La fusion qui interviendrait par la suite entre « Journal de Charleroi et Indépendance » et « Le Peuple » n’empêcherait pas que résonne le « requiem pour la presse socialiste » avant la fin du siècle, pour reprendre un autre titre de René-P. Hasquin. L’ultime tentative de sauver la presse socialiste par la fusion des quotidiens “La Wallonie” “et “Le Peuple-Le Journal de CharleroiIndépendance“, n’aura pas plus de succès. Le titre nouveau – “Le Matin” -, dont le premier numéro sortira le 24 mars 1998, ne vivra que ce que durent les roses… Et le dossier de la presse socialiste sera définitivement refermé en mars 2001.

La Mort du Petiti Journal
La Mort du Petiti Journal

René-Pierre Hasquin a publié aux Editions CERES/NUKERKE en 1967 « la Mort du Petit Journal ». Il livre « à chaud » son témoigne de la fin de l’Indépendance dont il était secrétaire général à la liquidation. Il livre en même temps qu’une évocation de l’épopée du titre, une leçon de journalisme de proximité qui vaut toujours aujourd’hui – et de gestion des médias où la promotion n’est pas étrangère, on le voit. Son témoignage est de première main. Les hasards de la vie nous ont fait nous croisé, bien plus tard, au début de ces années 2000, où il était un membre actif de la Commission consultative Régionale du Centre de Production de Charleroi, dont j’avais pris la direction.
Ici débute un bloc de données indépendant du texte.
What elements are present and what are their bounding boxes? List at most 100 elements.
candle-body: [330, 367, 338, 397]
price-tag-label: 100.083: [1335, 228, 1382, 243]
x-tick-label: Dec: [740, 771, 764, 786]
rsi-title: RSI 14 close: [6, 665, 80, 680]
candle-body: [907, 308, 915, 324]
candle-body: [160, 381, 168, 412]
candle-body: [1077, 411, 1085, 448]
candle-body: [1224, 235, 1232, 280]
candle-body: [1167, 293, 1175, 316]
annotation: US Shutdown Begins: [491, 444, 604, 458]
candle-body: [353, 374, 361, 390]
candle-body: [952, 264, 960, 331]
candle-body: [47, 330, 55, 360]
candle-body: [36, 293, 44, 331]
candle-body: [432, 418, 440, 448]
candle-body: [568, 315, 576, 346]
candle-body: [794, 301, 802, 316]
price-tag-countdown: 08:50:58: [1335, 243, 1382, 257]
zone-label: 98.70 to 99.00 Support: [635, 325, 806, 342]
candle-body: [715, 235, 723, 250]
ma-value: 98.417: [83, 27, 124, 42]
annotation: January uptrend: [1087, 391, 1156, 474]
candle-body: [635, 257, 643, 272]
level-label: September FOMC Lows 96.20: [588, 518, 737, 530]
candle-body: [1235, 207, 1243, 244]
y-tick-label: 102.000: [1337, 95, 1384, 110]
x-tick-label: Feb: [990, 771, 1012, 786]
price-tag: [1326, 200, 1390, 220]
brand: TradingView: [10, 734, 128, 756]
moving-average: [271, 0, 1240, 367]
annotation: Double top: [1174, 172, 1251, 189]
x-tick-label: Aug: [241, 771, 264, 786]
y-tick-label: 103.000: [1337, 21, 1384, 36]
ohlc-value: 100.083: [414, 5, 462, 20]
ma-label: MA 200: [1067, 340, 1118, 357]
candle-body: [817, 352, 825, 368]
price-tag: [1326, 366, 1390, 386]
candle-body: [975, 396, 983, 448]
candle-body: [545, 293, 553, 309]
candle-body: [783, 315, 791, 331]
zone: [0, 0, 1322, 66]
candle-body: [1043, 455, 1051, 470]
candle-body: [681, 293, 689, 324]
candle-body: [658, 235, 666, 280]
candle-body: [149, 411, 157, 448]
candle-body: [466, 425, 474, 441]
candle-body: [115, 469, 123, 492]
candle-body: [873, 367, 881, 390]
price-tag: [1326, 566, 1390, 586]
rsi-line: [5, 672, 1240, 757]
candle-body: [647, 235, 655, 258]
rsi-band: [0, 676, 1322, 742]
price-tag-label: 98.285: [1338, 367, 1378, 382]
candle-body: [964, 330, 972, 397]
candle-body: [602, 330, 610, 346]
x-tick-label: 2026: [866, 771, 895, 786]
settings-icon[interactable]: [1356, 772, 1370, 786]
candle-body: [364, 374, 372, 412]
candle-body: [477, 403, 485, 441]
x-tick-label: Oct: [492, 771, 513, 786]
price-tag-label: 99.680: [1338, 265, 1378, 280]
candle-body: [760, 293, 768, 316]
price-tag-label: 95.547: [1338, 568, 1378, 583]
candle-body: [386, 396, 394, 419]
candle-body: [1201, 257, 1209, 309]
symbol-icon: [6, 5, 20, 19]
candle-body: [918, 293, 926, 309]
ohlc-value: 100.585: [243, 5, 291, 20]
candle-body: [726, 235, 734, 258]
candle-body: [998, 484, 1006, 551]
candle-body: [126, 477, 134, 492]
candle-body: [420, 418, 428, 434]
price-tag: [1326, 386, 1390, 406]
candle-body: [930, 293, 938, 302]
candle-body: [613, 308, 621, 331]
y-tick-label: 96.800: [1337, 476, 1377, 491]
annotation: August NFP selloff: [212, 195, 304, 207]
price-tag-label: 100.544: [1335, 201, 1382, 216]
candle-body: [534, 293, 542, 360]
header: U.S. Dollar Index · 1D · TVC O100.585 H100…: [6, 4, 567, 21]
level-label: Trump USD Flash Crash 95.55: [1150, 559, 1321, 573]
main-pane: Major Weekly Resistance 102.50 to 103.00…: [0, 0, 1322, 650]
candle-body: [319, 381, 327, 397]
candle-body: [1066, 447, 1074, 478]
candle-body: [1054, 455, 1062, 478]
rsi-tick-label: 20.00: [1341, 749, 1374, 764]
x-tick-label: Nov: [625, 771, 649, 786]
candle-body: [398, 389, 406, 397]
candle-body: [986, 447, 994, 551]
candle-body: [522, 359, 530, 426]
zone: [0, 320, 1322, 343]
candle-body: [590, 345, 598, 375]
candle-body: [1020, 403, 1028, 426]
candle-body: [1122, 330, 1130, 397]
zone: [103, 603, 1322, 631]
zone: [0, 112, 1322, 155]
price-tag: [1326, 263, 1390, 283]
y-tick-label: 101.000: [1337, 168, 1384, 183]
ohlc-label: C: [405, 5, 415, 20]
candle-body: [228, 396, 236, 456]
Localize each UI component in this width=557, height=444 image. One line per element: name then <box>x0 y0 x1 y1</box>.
Nous avons quelques fois évoqué cet épisode de sa vie, qui fut aussi, on le verra, un peu de la mienne.

Les illustrations de cet article sont extraites de son livre, sauf mention contraire.

https://garamond.culture.gouv.fr/fr/la-machine-composer-linotype#:~:text=Au%20lieu%20d'aligner%20%C3%A0,d'un%20alliage%20de%20plomb.
Radioscopie de la Presse Belge

Cette évocation recourt encore amplement à la « Radioscopie de la presse belge », publié en 1975 par André Gérard dans la suite des 18 émissions éponymes de la RTB (1° programme), produite par le Centre de Production de Bruxelles et le Journal Parlé, diffusées en 1972 et conçues par Marthe Dumon laquelle, ironie de l’histoire, commença sa carrière à l’Indépendance. René Campé et Jean-Jacques Jespers ont encore co-signé l’ouvrage.

J’ai enfin, vivace, le souvenir de mon père. Jusqu’à son décès, en août 1966, il a été linotypiste à l’Indépendance, dont il était aussi correspondant pour la Région de Centre et Carnières, signant d’un énigmatique C27.